I never managed to meet him, but I was saddened to hear that Earl Smallshaw has died. He published many interesting articles on modeling over the years. He was always a pleasure to read, because he was a craftsman who could explain his techniques without becoming didactic or boring.
His family has generously consented to keep his website online so visitors can see and enjoy his Middletown & Mystic Mines Railroad, which is a curious but strikingly effective amalgam of Western mountains and a Connecticut river town. There's a definite "Ash Can School" quality to his city scenes, which capture the crowding and dirt of a New England mill town at its height, and I am also partial to his bridges, buildings, and masonry: he could make a prosaic retaining wall into a thing of real beauty.

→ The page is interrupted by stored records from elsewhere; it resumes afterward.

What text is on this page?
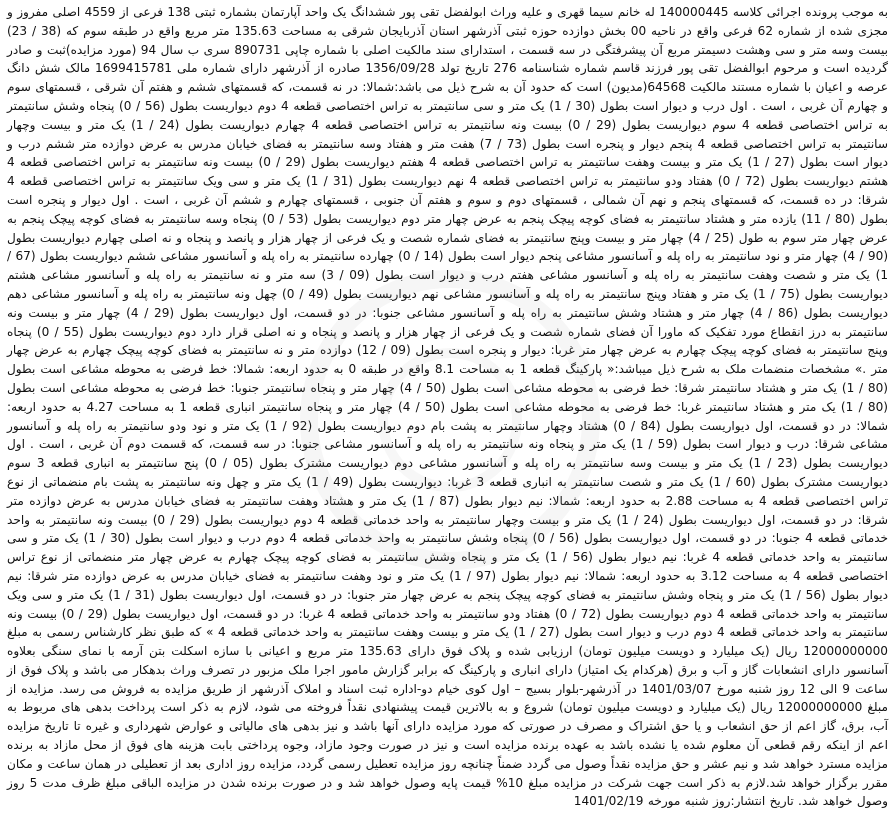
به موجب پرونده اجرائی کلاسه 140000445 له خانم سیما قهری و علیه وراث ابولفضل تقی پور ششدانگ یک واحد آپارتمان بشماره ثبتی 138 فرعی از 4559 اصلی مفروز و مجزی شده از شماره 62 فرعی واقع در ناحیه 00 بخش دوازده حوزه ثبتی آذرشهر استان آذربایجان شرقی به مساحت 135.63 متر مربع واقع در طبقه سوم که (38 / 23) بیست وسه متر و سی وهشت دسیمتر مربع آن پیشرفتگی در سه قسمت ، استدارای سند مالکیت اصلی با شماره چاپی 890731 سری ب سال 94 (مورد مزایده)ثبت و صادر گردیده است و مرحوم ابوالفضل تقی پور فرزند قاسم شماره شناسنامه 276 تاریخ تولد 1356/09/28 صادره از آذرشهر دارای شماره ملی 1699415781 مالک شش دانگ عرصه و اعیان با شماره مستند مالکیت 64568(مدیون) است که حدود آن به شرح ذیل می باشد:شمالا: در نه قسمت، که قسمتهای ششم و هفتم آن شرقی ، قسمتهای سوم و چهارم آن غربی ، است . اول درب و دیوار است بطول (30 / 1) یک متر و سی سانتیمتر به تراس اختصاصی قطعه 4 دوم دیواریست بطول (56 / 0) پنجاه وشش سانتیمتر به تراس اختصاصی قطعه 4 سوم دیواریست بطول (29 / 0) بیست ونه سانتیمتر به تراس اختصاصی قطعه 4 چهارم دیواریست بطول (24 / 1) یک متر و بیست وچهار سانتیمتر به تراس اختصاصی قطعه 4 پنجم دیوار و پنجره است بطول (73 / 7) هفت متر و هفتاد وسه سانتیمتر به فضای خیابان مدرس به عرض دوازده متر ششم درب و دیوار است بطول (27 / 1) یک متر و بیست وهفت سانتیمتر به تراس اختصاصی قطعه 4 هفتم دیواریست بطول (29 / 0) بیست ونه سانتیمتر به تراس اختصاصی قطعه 4 هشتم دیواریست بطول (72 / 0) هفتاد ودو سانتیمتر به تراس اختصاصی قطعه 4 نهم دیواریست بطول (31 / 1) یک متر و سی ویک سانتیمتر به تراس اختصاصی قطعه 4 شرقا: در ده قسمت، که قسمتهای پنجم و نهم آن شمالی ، قسمتهای دوم و سوم و هفتم آن جنوبی ، قسمتهای چهارم و ششم آن غربی ، است . اول دیوار و پنجره است بطول (80 / 11) یازده متر و هشتاد سانتیمتر به فضای کوچه پیچک پنجم به عرض چهار متر دوم دیواریست بطول (53 / 0) پنجاه وسه سانتیمتر به فضای کوچه پیچک پنجم به عرض چهار متر سوم به طول (25 / 4) چهار متر و بیست وپنج سانتیمتر به فضای شماره شصت و یک فرعی از چهار هزار و پانصد و پنجاه و نه اصلی چهارم دیواریست بطول (90 / 4) چهار متر و نود سانتیمتر به راه پله و آسانسور مشاعی پنجم دیوار است بطول (14 / 0) چهارده سانتیمتر به راه پله و آسانسور مشاعی ششم دیواریست بطول (67 / 1) یک متر و شصت وهفت سانتیمتر به راه پله و آسانسور مشاعی هفتم درب و دیوار است بطول (09 / 3) سه متر و نه سانتیمتر به راه پله و آسانسور مشاعی هشتم دیواریست بطول (75 / 1) یک متر و هفتاد وپنج سانتیمتر به راه پله و آسانسور مشاعی نهم دیواریست بطول (49 / 0) چهل ونه سانتیمتر به راه پله و آسانسور مشاعی دهم دیواریست بطول (86 / 4) چهار متر و هشتاد وشش سانتیمتر به راه پله و آسانسور مشاعی جنوبا: در دو قسمت، اول دیواریست بطول (29 / 4) چهار متر و بیست ونه سانتیمتر به درز انقطاع مورد تفکیک که ماورا آن فضای شماره شصت و یک فرعی از چهار هزار و پانصد و پنجاه و نه اصلی قرار دارد دوم دیواریست بطول (55 / 0) پنجاه وپنج سانتیمتر به فضای کوچه پیچک چهارم به عرض چهار متر غربا: دیوار و پنجره است بطول (09 / 12) دوازده متر و نه سانتیمتر به فضای کوچه پیچک چهارم به عرض چهار متر .» مشخصات منضمات ملک به شرح ذیل میباشد:« پارکینگ قطعه 1 به مساحت 8.1 واقع در طبقه 0 به حدود اربعه: شمالا: خط فرضی به محوطه مشاعی است بطول (80 / 1) یک متر و هشتاد سانتیمتر شرقا: خط فرضی به محوطه مشاعی است بطول (50 / 4) چهار متر و پنجاه سانتیمتر جنوبا: خط فرضی به محوطه مشاعی است بطول (80 / 1) یک متر و هشتاد سانتیمتر غربا: خط فرضی به محوطه مشاعی است بطول (50 / 4) چهار متر و پنجاه سانتیمتر انباری قطعه 1 به مساحت 4.27 به حدود اربعه: شمالا: در دو قسمت، اول دیواریست بطول (84 / 0) هشتاد وچهار سانتیمتر به پشت بام دوم دیواریست بطول (92 / 1) یک متر و نود ودو سانتیمتر به راه پله و آسانسور مشاعی شرقا: درب و دیوار است بطول (59 / 1) یک متر و پنجاه ونه سانتیمتر به راه پله و آسانسور مشاعی جنوبا: در سه قسمت، که قسمت دوم آن غربی ، است . اول دیواریست بطول (23 / 1) یک متر و بیست وسه سانتیمتر به راه پله و آسانسور مشاعی دوم دیواریست مشترک بطول (05 / 0) پنج سانتیمتر به انباری قطعه 3 سوم دیواریست مشترک بطول (60 / 1) یک متر و شصت سانتیمتر به انباری قطعه 3 غربا: دیواریست بطول (49 / 1) یک متر و چهل ونه سانتیمتر به پشت بام منضماتی از نوع تراس اختصاصی قطعه 4 به مساحت 2.88 به حدود اربعه: شمالا: نیم دیوار بطول (87 / 1) یک متر و هشتاد وهفت سانتیمتر به فضای خیابان مدرس به عرض دوازده متر شرقا: در دو قسمت، اول دیواریست بطول (24 / 1) یک متر و بیست وچهار سانتیمتر به واحد خدماتی قطعه 4 دوم دیواریست بطول (29 / 0) بیست ونه سانتیمتر به واحد خدماتی قطعه 4 جنوبا: در دو قسمت، اول دیواریست بطول (56 / 0) پنجاه وشش سانتیمتر به واحد خدماتی قطعه 4 دوم درب و دیوار است بطول (30 / 1) یک متر و سی سانتیمتر به واحد خدماتی قطعه 4 غربا: نیم دیوار بطول (56 / 1) یک متر و پنجاه وشش سانتیمتر به فضای کوچه پیچک چهارم به عرض چهار متر منضماتی از نوع تراس اختصاصی قطعه 4 به مساحت 3.12 به حدود اربعه: شمالا: نیم دیوار بطول (97 / 1) یک متر و نود وهفت سانتیمتر به فضای خیابان مدرس به عرض دوازده متر شرقا: نیم دیوار بطول (56 / 1) یک متر و پنجاه وشش سانتیمتر به فضای کوچه پیچک پنجم به عرض چهار متر جنوبا: در دو قسمت، اول دیواریست بطول (31 / 1) یک متر و سی ویک سانتیمتر به واحد خدماتی قطعه 4 دوم دیواریست بطول (72 / 0) هفتاد ودو سانتیمتر به واحد خدماتی قطعه 4 غربا: در دو قسمت، اول دیواریست بطول (29 / 0) بیست ونه سانتیمتر به واحد خدماتی قطعه 4 دوم درب و دیوار است بطول (27 / 1) یک متر و بیست وهفت سانتیمتر به واحد خدماتی قطعه 4 » که طبق نظر کارشناس رسمی به مبلغ 12000000000 ریال (یک میلیارد و دویست میلیون تومان) ارزیابی شده و پلاک فوق دارای 135.63 متر مربع و اعیانی با سازه اسکلت بتن آرمه با نمای سنگی بعلاوه آسانسور دارای انشعابات گاز و آب و برق (هرکدام یک امتیاز) دارای انباری و پارکینگ که برابر گزارش مامور اجرا ملک مزبور در تصرف وراث بدهکار می باشد و پلاک فوق از ساعت 9 الی 12 روز شنبه مورخ 1401/03/07 در آذرشهر-بلوار بسیج – اول کوی خیام دو-اداره ثبت اسناد و املاک آذرشهر از طریق مزایده به فروش می رسد. مزایده از مبلغ 12000000000 ریال (یک میلیارد و دویست میلیون تومان) شروع و به بالاترین قیمت پیشنهادی نقداً فروخته می شود، لازم به ذکر است پرداخت بدهی های مربوط به آب، برق، گاز اعم از حق انشعاب و یا حق اشتراک و مصرف در صورتی که مورد مزایده دارای آنها باشد و نیز بدهی های مالیاتی و عوارض شهرداری و غیره تا تاریخ مزایده اعم از اینکه رقم قطعی آن معلوم شده یا نشده باشد به عهده برنده مزایده است و نیز در صورت وجود مازاد، وجوه پرداختی بابت هزینه های فوق از محل مازاد به برنده مزایده مسترد خواهد شد و نیم عشر و حق مزایده نقداً وصول می گردد ضمناً چنانچه روز مزایده تعطیل رسمی گردد، مزایده روز اداری بعد از تعطیلی در همان ساعت و مکان مقرر برگزار خواهد شد.لازم به ذکر است جهت شرکت در مزایده مبلغ 10% قیمت پایه وصول خواهد شد و در صورت برنده شدن در مزایده الباقی مبلغ ظرف مدت 5 روز وصول خواهد شد. تاریخ انتشار:روز شنبه مورخه 1401/02/19
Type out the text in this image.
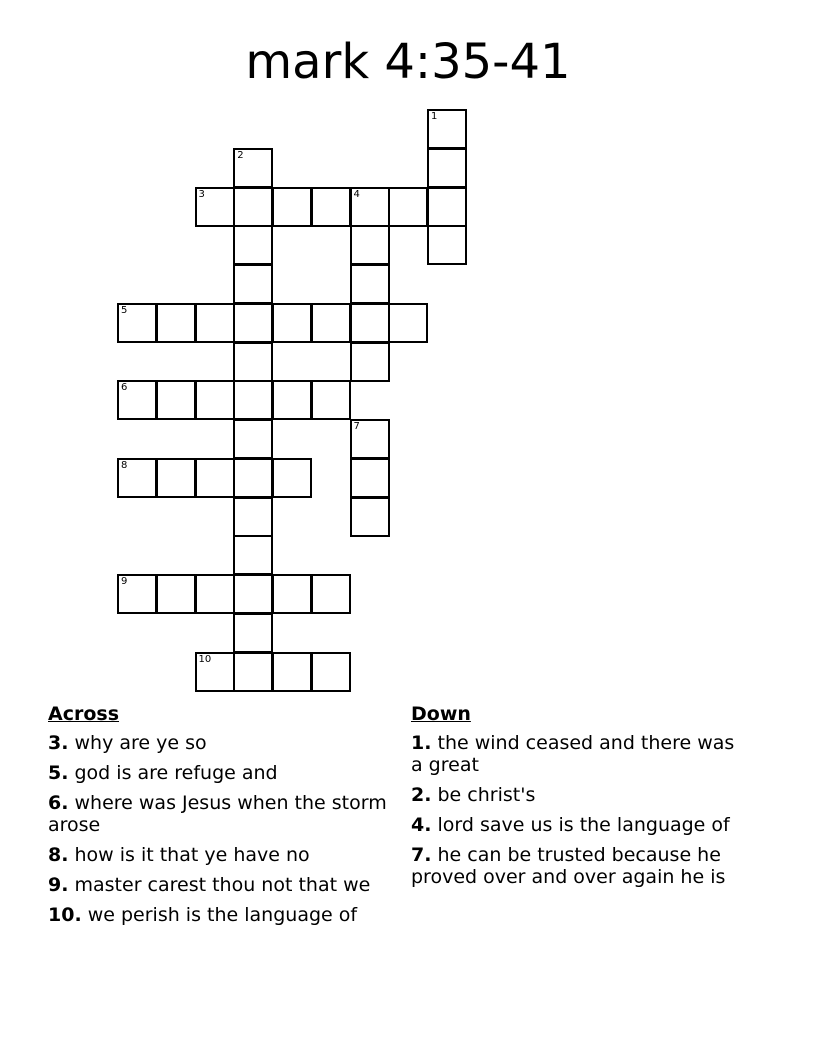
mark 4:35-41
1
2
3	4
5
6
7
8
9
10
Across
3. why are ye so
5. god is are refuge and
6. where was Jesus when the storm arose
8. how is it that ye have no
9. master carest thou not that we
10. we perish is the language of
Down
1. the wind ceased and there was a great
2. be christ's
4. lord save us is the language of
7. he can be trusted because he proved over and over again he is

This is a great example of 'modeling as folk art,' but it also highlights how sadly ephemeral a model railroad can be. They sometimes outlive their creator, but not often; usually, the buildings and rolling stock are dispersed among friends or at an estate sale; the rest winds up in the alley. That's understandable; after all, it's a lot to ask the family to give up a room to the trains when the builder is alive to work on it. After he's gone, people want or need to turn the page, and it's a lot of work to keep the railroad running.
For all these reasons, the photos are nice to have, particularly when someone was as good a photographer and modeler as Mr. Smallshaw was. I always enjoyed his articles and pictures, so even though I never met him, it's nice to have access to these photos for a little while longer- they give you a wonderful idea of his skill and his sense of humor.